Recalculate: Use the Recalculate button after setting your analysis parameters to see the number of Eligible molecules you have for your analysis. For networks, we suggest that for the best results, you should have <800. This ensures that IPA is not analyzing noise in your dataset. If you have >800 molecules eligible for network generation, try increasing the stringency of your cutoff values.
We suggest that before running the analysis, you review the mapped molecules.
9. Run the Analysis. Once you are satisfied with your analysis parameters, click the Run Analysis button. You will automatically be taken back to the Project Manager window. In the Project Manager window, an analysis will be tagged with the icon if it is still running. Once it has completed, the clock will disappear and the tag will appear simply as and the analysis name will be in bold type. NOTE: The analysis status will refresh automatically, or you can click the Refresh button. Running an analysis may take up to 15 min to complete, depending on the size of the dataset. In addition, when the analysis is complete, you will receive an email informing you.

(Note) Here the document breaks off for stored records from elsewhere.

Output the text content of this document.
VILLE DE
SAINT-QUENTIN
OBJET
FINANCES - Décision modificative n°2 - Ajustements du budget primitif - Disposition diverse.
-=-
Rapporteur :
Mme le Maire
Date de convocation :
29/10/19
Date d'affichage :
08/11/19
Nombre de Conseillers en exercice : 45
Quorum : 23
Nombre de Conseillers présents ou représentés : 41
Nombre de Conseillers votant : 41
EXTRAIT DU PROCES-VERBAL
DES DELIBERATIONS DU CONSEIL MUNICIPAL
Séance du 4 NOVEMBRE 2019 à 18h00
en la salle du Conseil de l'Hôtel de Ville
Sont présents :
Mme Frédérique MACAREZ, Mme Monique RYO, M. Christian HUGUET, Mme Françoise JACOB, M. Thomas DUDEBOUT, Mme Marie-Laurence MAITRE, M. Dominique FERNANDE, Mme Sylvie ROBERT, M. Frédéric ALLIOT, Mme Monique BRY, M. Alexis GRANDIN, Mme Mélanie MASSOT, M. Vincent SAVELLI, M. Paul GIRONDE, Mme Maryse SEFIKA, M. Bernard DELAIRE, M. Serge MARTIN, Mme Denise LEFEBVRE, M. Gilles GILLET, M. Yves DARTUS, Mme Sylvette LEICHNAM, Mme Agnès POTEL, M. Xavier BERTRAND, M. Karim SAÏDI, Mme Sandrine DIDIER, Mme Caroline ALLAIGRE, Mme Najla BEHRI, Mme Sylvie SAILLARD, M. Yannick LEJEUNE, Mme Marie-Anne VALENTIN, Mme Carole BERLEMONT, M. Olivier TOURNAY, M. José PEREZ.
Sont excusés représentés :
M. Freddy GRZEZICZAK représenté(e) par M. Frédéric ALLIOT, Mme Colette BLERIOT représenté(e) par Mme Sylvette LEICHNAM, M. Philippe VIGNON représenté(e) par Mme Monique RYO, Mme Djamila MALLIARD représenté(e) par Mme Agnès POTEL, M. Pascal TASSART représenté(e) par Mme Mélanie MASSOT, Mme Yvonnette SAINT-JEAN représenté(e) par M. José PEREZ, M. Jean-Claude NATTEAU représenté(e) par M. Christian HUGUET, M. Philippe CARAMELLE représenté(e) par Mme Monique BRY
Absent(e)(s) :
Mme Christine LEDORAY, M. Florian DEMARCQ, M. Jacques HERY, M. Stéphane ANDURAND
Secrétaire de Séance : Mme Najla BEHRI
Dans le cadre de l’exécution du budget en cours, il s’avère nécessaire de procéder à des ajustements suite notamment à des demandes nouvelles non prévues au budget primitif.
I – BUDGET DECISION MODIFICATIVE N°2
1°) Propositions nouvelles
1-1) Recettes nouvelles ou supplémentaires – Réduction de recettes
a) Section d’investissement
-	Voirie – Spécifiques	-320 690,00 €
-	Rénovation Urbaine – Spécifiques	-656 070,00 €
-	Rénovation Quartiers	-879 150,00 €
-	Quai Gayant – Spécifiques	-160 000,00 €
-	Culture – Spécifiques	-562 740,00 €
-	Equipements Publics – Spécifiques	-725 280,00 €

10. To open your complete Core Analysis, double-click the file name in the Project Manager. Once open, the Analysis Summary page appears. This page contains the most statistically significant results from the analysis.
11. If you have multiple datasets that represent multiple timepoints or dosage treatments, use Comparison Analysis to understand which biological processes and/or diseases are relevant to each timepoint or dose. To start a Comparison Analysis, Click File, New, Core comparison Analysis.
12. Select and add the Core Analysis results to the Analyses to Compare box by clicking the Add button.
13. Click View Comparison to display the results of the Comparison Analysis. Click Save & Exit to save your results to your Project Manager.